Todo o retábulo do altar-mor foi feito por mestre Nicolau ou por os seus ajudantes franceses. Em Coimbra não havia então lavrante capaz de executar nem mesmo os motivos decorativos cuja graça se vê, mesmo através das camadas de tinta que os cobrem.

O artista, muito ocupado com o retábulo, não pôde ocupar-se das sepulturas, o que não poderia dar-se se as sepulturas fossem anteriores a ele ou lhe fossem posteriores, visto serem destinadas à mulher, ao filho e a ele Aires da Silva o generoso promotor de toda a obra da capela-mor que mandou acrescentar e decorar.

Mestre Nicolau deu apenas os desenhos das três sepulturas do lado do evangelho da capela-mor de S. Marcos, tentou sem grande resultado dirigir a mão inexperiente dos lavrantes portugueses e corrigiu tanto quanto pôde as estátuas jacentes e as figuras que sustentam as carteias das arcas tumulares.

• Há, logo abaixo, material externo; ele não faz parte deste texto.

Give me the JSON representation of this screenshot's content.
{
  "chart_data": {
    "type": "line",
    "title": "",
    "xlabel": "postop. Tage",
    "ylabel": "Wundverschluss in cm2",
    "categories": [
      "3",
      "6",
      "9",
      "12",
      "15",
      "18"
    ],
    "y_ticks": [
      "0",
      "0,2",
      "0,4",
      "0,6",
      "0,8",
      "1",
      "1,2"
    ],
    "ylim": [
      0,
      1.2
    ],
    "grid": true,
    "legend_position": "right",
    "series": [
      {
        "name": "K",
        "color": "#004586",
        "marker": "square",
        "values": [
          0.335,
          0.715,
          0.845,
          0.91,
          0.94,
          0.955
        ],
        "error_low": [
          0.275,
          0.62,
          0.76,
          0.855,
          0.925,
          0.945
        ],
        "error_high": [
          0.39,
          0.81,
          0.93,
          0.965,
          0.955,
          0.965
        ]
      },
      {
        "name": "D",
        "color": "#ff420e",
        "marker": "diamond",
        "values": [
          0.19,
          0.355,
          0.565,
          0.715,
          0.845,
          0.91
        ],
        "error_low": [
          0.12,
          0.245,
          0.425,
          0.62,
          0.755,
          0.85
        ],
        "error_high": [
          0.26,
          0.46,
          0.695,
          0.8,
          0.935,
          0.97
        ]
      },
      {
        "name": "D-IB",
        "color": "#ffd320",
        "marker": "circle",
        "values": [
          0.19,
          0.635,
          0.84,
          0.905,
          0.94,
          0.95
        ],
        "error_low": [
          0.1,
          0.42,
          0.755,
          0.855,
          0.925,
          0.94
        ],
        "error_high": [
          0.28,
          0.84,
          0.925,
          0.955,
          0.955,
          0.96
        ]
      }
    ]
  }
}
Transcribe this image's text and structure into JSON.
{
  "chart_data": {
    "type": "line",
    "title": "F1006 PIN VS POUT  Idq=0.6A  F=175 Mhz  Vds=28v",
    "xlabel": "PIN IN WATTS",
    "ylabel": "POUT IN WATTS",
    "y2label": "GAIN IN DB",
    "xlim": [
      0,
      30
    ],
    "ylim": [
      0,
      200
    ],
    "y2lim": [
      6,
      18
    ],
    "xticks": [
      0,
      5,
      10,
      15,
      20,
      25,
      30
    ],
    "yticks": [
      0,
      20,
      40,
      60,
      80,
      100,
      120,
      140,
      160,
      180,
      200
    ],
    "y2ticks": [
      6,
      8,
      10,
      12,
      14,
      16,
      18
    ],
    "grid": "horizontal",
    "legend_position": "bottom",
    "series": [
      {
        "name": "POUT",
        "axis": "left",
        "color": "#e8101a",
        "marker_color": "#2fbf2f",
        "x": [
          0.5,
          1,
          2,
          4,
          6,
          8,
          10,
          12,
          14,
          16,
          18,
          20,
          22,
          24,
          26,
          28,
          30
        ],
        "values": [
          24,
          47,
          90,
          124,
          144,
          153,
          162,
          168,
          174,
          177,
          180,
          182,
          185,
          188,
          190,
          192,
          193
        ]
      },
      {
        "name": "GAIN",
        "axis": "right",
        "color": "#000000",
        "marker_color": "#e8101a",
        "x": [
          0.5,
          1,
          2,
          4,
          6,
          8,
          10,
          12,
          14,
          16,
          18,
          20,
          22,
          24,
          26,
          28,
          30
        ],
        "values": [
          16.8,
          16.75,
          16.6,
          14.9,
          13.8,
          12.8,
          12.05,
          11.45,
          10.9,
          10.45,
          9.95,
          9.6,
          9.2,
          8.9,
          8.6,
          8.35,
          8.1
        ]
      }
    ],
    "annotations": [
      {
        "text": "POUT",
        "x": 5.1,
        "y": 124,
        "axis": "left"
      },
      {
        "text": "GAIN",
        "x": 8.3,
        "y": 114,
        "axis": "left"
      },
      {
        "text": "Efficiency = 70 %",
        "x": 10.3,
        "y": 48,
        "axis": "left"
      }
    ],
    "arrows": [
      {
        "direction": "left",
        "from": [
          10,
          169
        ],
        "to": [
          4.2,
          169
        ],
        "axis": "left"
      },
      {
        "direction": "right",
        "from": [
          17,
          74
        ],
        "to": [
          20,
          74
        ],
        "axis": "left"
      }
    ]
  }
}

Tudo isto assinalou muito bem com a sua fina orientação artística o Sr. Vergílio Correia, quando, encarecendo as esculturas de Góis escreveu (infra, p. 16): Nenhuma das figuras correspondentes dos túmulos de S. Marcos se lhes pode comparar: nem os meninos de faixa ou tu nica dos túmulos dos regedores Aires e João da Silva, nem os selvagens coroados e vestidos de folhagem da arca tumbal do outro João da Silva que morreu em Ouguela em combate singular com um capitão hespanhol.